Eventually, I had teachers who insisted on teaching great writing and, through them, I learned to read. For real-- with depth and inquisitiveness. Great books continue to shape and change how we read and, for that, we must partly thank librarians. Although libraries may seem like dinosaurs now, there is nothing quite like sitting, reading, thinking, writing, and researching in one, among rows and rows of tomes and tomes.

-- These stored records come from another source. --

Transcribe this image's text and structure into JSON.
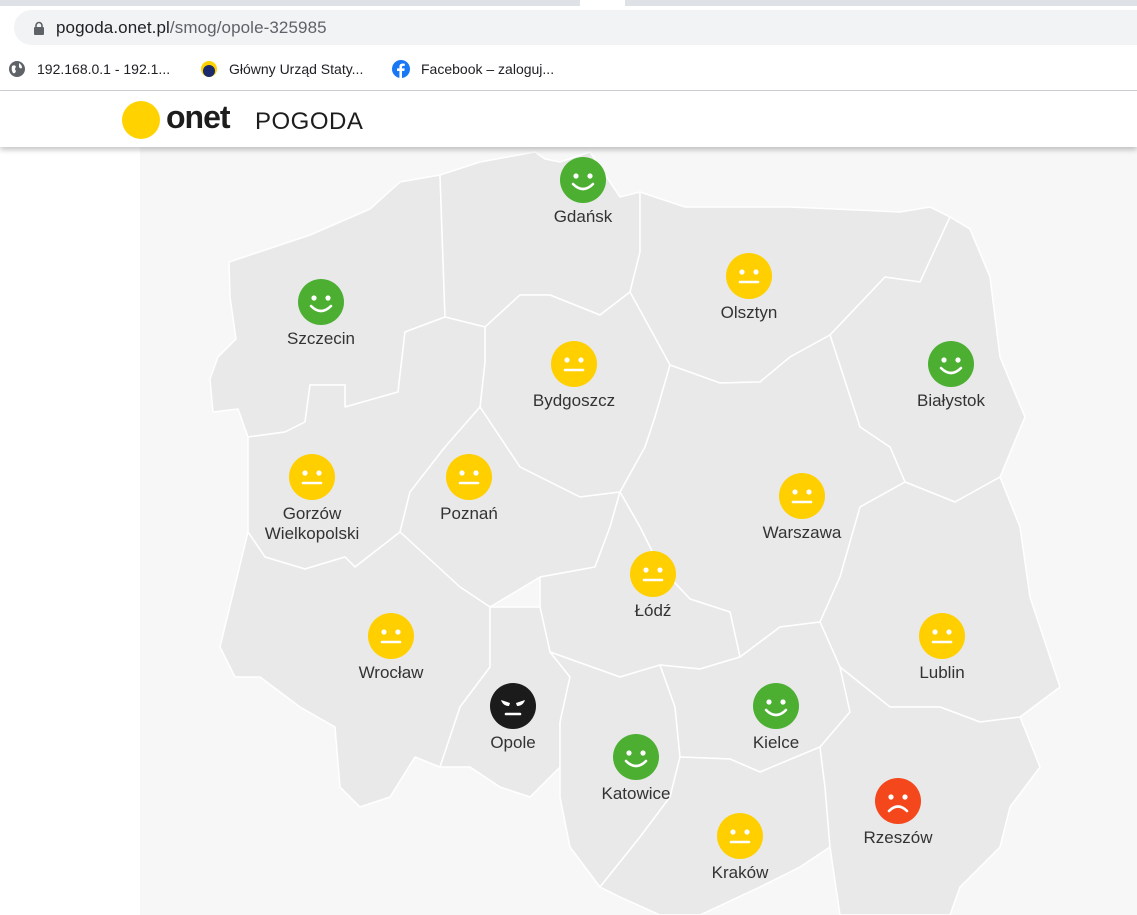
{
  "browser": {
    "url_host": "pogoda.onet.pl",
    "url_path": "/smog/opole-325985",
    "bookmarks": [
      {
        "label": "192.168.0.1 - 192.1...",
        "icon": "globe-icon"
      },
      {
        "label": "Główny Urząd Staty...",
        "icon": "gus-logo-icon"
      },
      {
        "label": "Facebook – zaloguj...",
        "icon": "facebook-icon"
      }
    ]
  },
  "header": {
    "logo_text": "onet",
    "section_title": "POGODA"
  },
  "colors": {
    "good": "#4caf32",
    "moderate": "#ffcf00",
    "bad": "#f4471c",
    "very_bad": "#1b1b1b",
    "map_fill": "#e9e9e9",
    "map_border": "#ffffff"
  },
  "map": {
    "cities": [
      {
        "id": "gdansk",
        "name": "Gdańsk",
        "quality": "good"
      },
      {
        "id": "olsztyn",
        "name": "Olsztyn",
        "quality": "moderate"
      },
      {
        "id": "szczecin",
        "name": "Szczecin",
        "quality": "good"
      },
      {
        "id": "bydgoszcz",
        "name": "Bydgoszcz",
        "quality": "moderate"
      },
      {
        "id": "bialystok",
        "name": "Białystok",
        "quality": "good"
      },
      {
        "id": "gorzow",
        "name": "Gorzów Wielkopolski",
        "quality": "moderate"
      },
      {
        "id": "poznan",
        "name": "Poznań",
        "quality": "moderate"
      },
      {
        "id": "warszawa",
        "name": "Warszawa",
        "quality": "moderate"
      },
      {
        "id": "lodz",
        "name": "Łódź",
        "quality": "moderate"
      },
      {
        "id": "wroclaw",
        "name": "Wrocław",
        "quality": "moderate"
      },
      {
        "id": "lublin",
        "name": "Lublin",
        "quality": "moderate"
      },
      {
        "id": "opole",
        "name": "Opole",
        "quality": "very_bad"
      },
      {
        "id": "kielce",
        "name": "Kielce",
        "quality": "good"
      },
      {
        "id": "katowice",
        "name": "Katowice",
        "quality": "good"
      },
      {
        "id": "rzeszow",
        "name": "Rzeszów",
        "quality": "bad"
      },
      {
        "id": "krakow",
        "name": "Kraków",
        "quality": "moderate"
      }
    ]
  }
}
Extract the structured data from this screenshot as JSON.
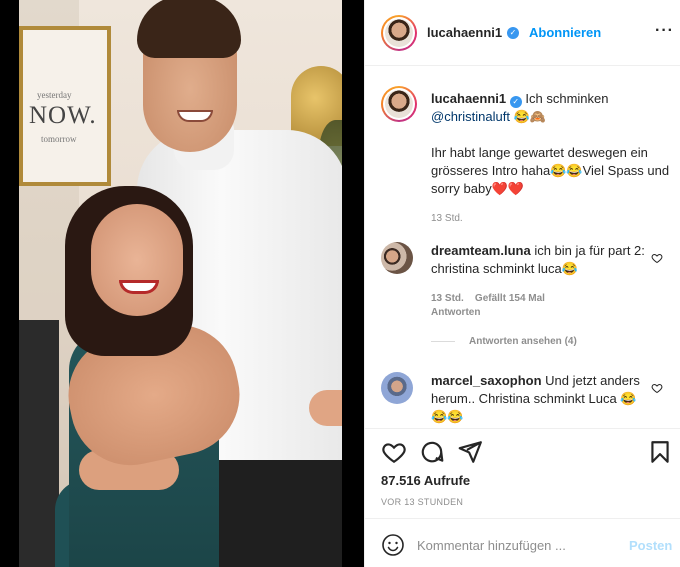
{
  "media": {
    "wall_art": {
      "line1": "yesterday",
      "line2": "NOW.",
      "line3": "tomorrow"
    }
  },
  "post": {
    "author": "lucahaenni1",
    "follow_label": "Abonnieren",
    "more_icon": "more-horizontal-icon",
    "caption": {
      "username": "lucahaenni1",
      "intro": "Ich schminken",
      "mention": "@christinaluft",
      "emoji_1": "😂🙈",
      "body": "Ihr habt lange gewartet deswegen ein grösseres Intro haha😂😂Viel Spass und sorry baby❤️❤️",
      "time": "13 Std."
    },
    "comments": [
      {
        "username": "dreamteam.luna",
        "text": "ich bin ja für part 2: christina schminkt luca😂",
        "time": "13 Std.",
        "likes": "Gefällt 154 Mal",
        "reply": "Antworten",
        "view_replies": "Antworten ansehen (4)"
      },
      {
        "username": "marcel_saxophon",
        "text": "Und jetzt anders herum.. Christina schminkt Luca 😂😂😂"
      }
    ],
    "views": "87.516 Aufrufe",
    "posted_ago": "VOR 13 STUNDEN",
    "composer": {
      "placeholder": "Kommentar hinzufügen ...",
      "post_label": "Posten"
    }
  },
  "colors": {
    "accent": "#0095f6",
    "heart": "#ed4956",
    "mention": "#00376b",
    "muted": "#8e8e8e"
  }
}
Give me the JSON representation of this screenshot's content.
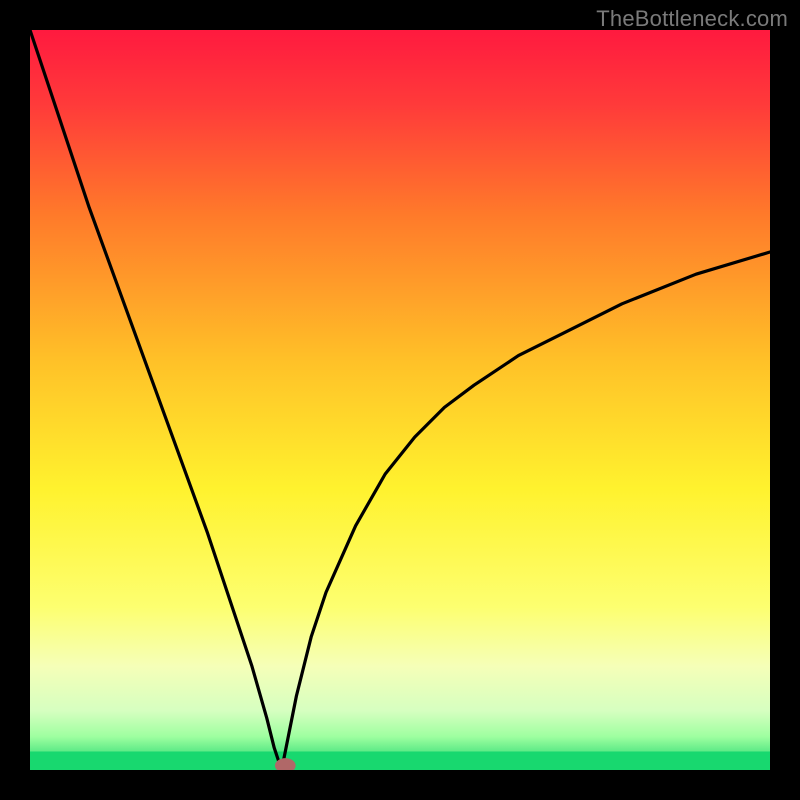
{
  "watermark": "TheBottleneck.com",
  "chart_data": {
    "type": "line",
    "title": "",
    "xlabel": "",
    "ylabel": "",
    "xlim": [
      0,
      100
    ],
    "ylim": [
      0,
      100
    ],
    "min_point": {
      "x": 34,
      "y": 0
    },
    "left_branch": {
      "x": [
        0,
        4,
        8,
        12,
        16,
        20,
        24,
        28,
        30,
        32,
        33,
        34
      ],
      "y": [
        100,
        88,
        76,
        65,
        54,
        43,
        32,
        20,
        14,
        7,
        3,
        0
      ]
    },
    "right_branch": {
      "x": [
        34,
        35,
        36,
        38,
        40,
        44,
        48,
        52,
        56,
        60,
        66,
        72,
        80,
        90,
        100
      ],
      "y": [
        0,
        5,
        10,
        18,
        24,
        33,
        40,
        45,
        49,
        52,
        56,
        59,
        63,
        67,
        70
      ]
    },
    "marker": {
      "x": 34.5,
      "y": 0.6,
      "color": "#b06868"
    },
    "gradient_stops": [
      {
        "offset": 0.0,
        "color": "#ff1a3f"
      },
      {
        "offset": 0.1,
        "color": "#ff3a3a"
      },
      {
        "offset": 0.25,
        "color": "#ff7a2a"
      },
      {
        "offset": 0.45,
        "color": "#ffc228"
      },
      {
        "offset": 0.62,
        "color": "#fff22e"
      },
      {
        "offset": 0.78,
        "color": "#fdff70"
      },
      {
        "offset": 0.86,
        "color": "#f5ffb8"
      },
      {
        "offset": 0.92,
        "color": "#d6ffc0"
      },
      {
        "offset": 0.955,
        "color": "#9effa0"
      },
      {
        "offset": 0.985,
        "color": "#3de07a"
      },
      {
        "offset": 1.0,
        "color": "#17d06a"
      }
    ],
    "green_cap_y": 2.5,
    "curve_color": "#000000",
    "curve_width": 3.2
  }
}
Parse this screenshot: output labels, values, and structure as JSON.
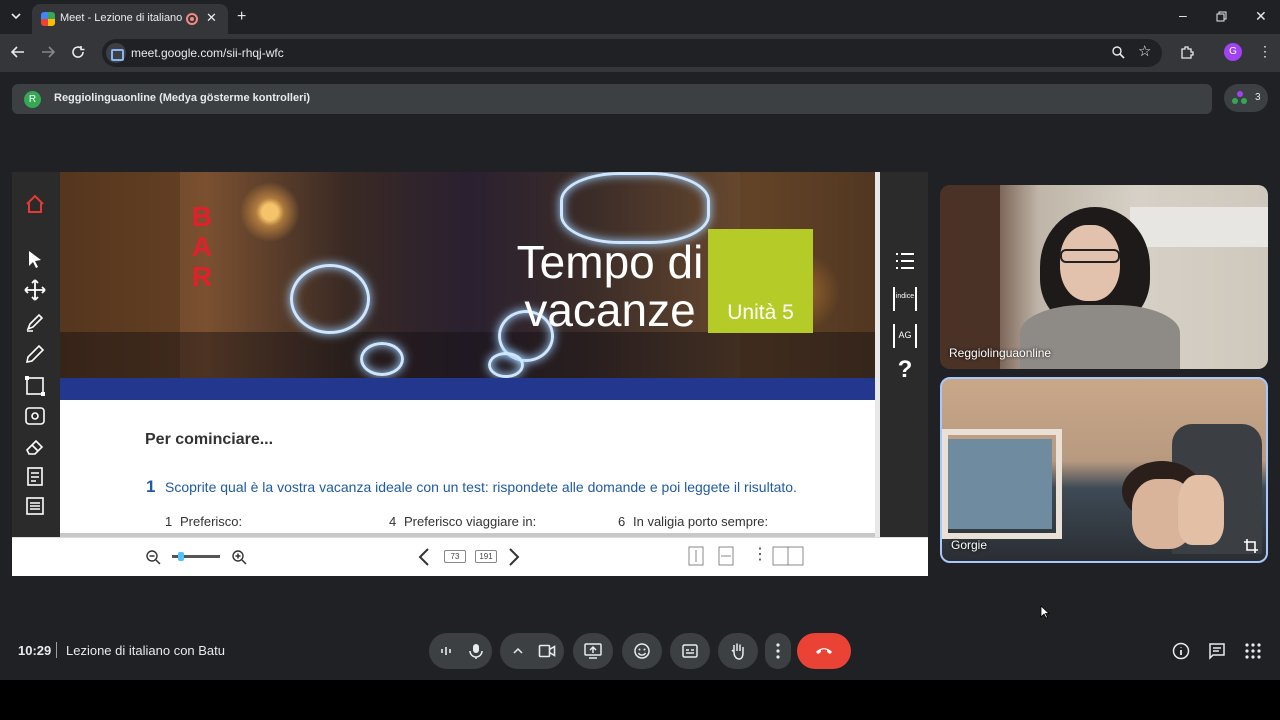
{
  "browser": {
    "tab_title": "Meet - Lezione di italiano c",
    "url": "meet.google.com/sii-rhqj-wfc",
    "profile_initial": "G"
  },
  "meet": {
    "presenter_initial": "R",
    "presenting_label": "Reggiolinguaonline (Medya gösterme kontrolleri)",
    "participant_count": "3",
    "time": "10:29",
    "meeting_title": "Lezione di italiano con Batu"
  },
  "presentation": {
    "banner_sign": [
      "B",
      "A",
      "R"
    ],
    "title_line1": "Tempo di",
    "title_line2": "vacanze",
    "unit": "Unità 5",
    "heading": "Per cominciare...",
    "exercise_number": "1",
    "exercise_text": "Scoprite qual è la vostra vacanza ideale con un test: rispondete alle domande e poi leggete il risultato.",
    "questions": [
      {
        "num": "1",
        "text": "Preferisco:"
      },
      {
        "num": "4",
        "text": "Preferisco viaggiare in:"
      },
      {
        "num": "6",
        "text": "In valigia porto sempre:"
      }
    ],
    "right_tools": {
      "index_label": "indice",
      "ag_label": "AG",
      "help_label": "?"
    },
    "page_current": "73",
    "page_total": "191"
  },
  "participants": [
    {
      "name": "Reggiolinguaonline"
    },
    {
      "name": "Gorgie"
    }
  ],
  "colors": {
    "end_call": "#ea4335",
    "unit_box": "#b5cc28",
    "blue_band": "#24378e",
    "exercise_text": "#1f5aa6"
  }
}
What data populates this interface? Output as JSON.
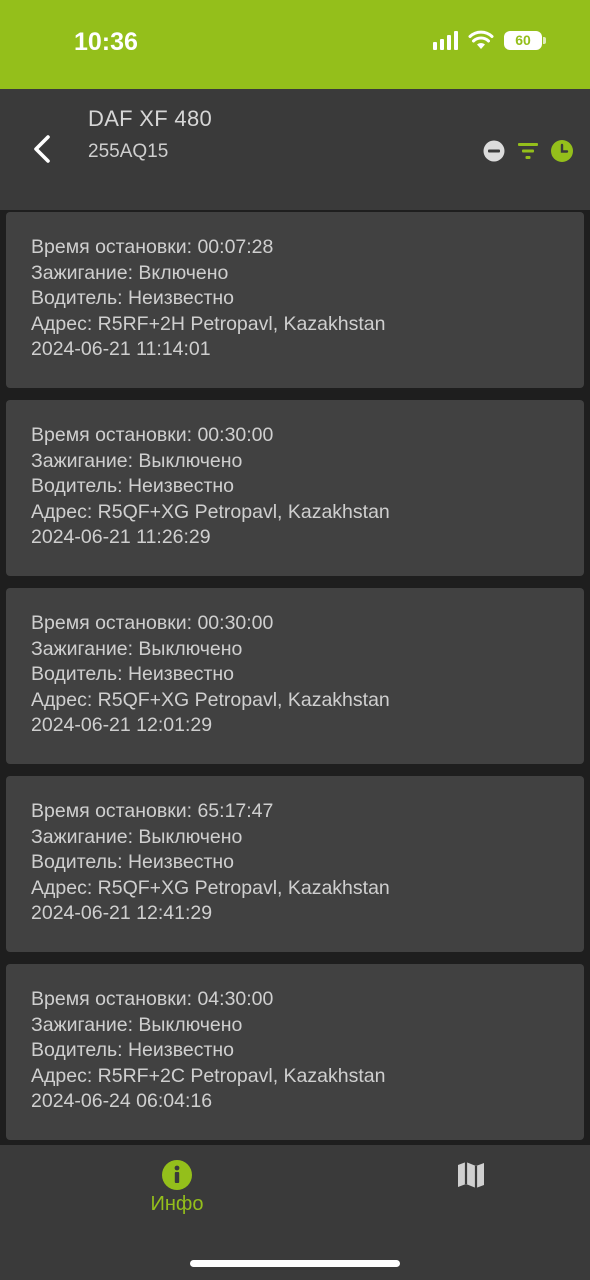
{
  "status_bar": {
    "time": "10:36",
    "battery": "60"
  },
  "header": {
    "title": "DAF XF 480",
    "plate": "255AQ15"
  },
  "stops": [
    {
      "duration": "Время остановки: 00:07:28",
      "ignition": "Зажигание: Включено",
      "driver": "Водитель: Неизвестно",
      "address": "Адрес: R5RF+2H Petropavl, Kazakhstan",
      "datetime": "2024-06-21 11:14:01"
    },
    {
      "duration": "Время остановки: 00:30:00",
      "ignition": "Зажигание: Выключено",
      "driver": "Водитель: Неизвестно",
      "address": "Адрес: R5QF+XG Petropavl, Kazakhstan",
      "datetime": "2024-06-21 11:26:29"
    },
    {
      "duration": "Время остановки: 00:30:00",
      "ignition": "Зажигание: Выключено",
      "driver": "Водитель: Неизвестно",
      "address": "Адрес: R5QF+XG Petropavl, Kazakhstan",
      "datetime": "2024-06-21 12:01:29"
    },
    {
      "duration": "Время остановки: 65:17:47",
      "ignition": "Зажигание: Выключено",
      "driver": "Водитель: Неизвестно",
      "address": "Адрес: R5QF+XG Petropavl, Kazakhstan",
      "datetime": "2024-06-21 12:41:29"
    },
    {
      "duration": "Время остановки: 04:30:00",
      "ignition": "Зажигание: Выключено",
      "driver": "Водитель: Неизвестно",
      "address": "Адрес: R5RF+2C Petropavl, Kazakhstan",
      "datetime": "2024-06-24 06:04:16"
    }
  ],
  "tabs": {
    "info": {
      "label": "Инфо",
      "icon": "info-icon"
    },
    "map": {
      "icon": "map-icon"
    }
  },
  "colors": {
    "accent": "#94bf1b",
    "header_bg": "#3a3a3a",
    "card_bg": "#414141",
    "page_bg": "#1e1e1e",
    "text": "#cfcfcf"
  }
}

For a few years, I served as Copy Editor for The John Whitmer Historical Association Journal. Each year, one member serves as President and, in 2019, my friend-- the librarian and archivist Rachel Killebew-- was chosen. The President honorarily gives a speech at the conference each year and I wrote this poem to introduce Rachel. Our mutual friend, JWHA Executive Director Cheryle Grinter read the poem prior to her remarks.
Dropping in a Tome
For better or for worse,
we are readers, researchers.
Our eyes have weakened
from pouring over tomes.
Yet, we would have it
no other way
for, in a book, there are
worlds opened up to us
And the bringer of those worlds
is the librarian, the archivist.
She allows us to drop into
the paper, spelunk in its ideas.
For her, we are grateful.
For without her, we are left
with a world less adventurous,
less artful, less remarkable.
To the librarian! In an age
where books are often
electronic things with no feeling
of the scratchy paper and hardcovers,
may she always bring
the Gospel of a more
sophisticated time, where our entry
into the real world was through a book.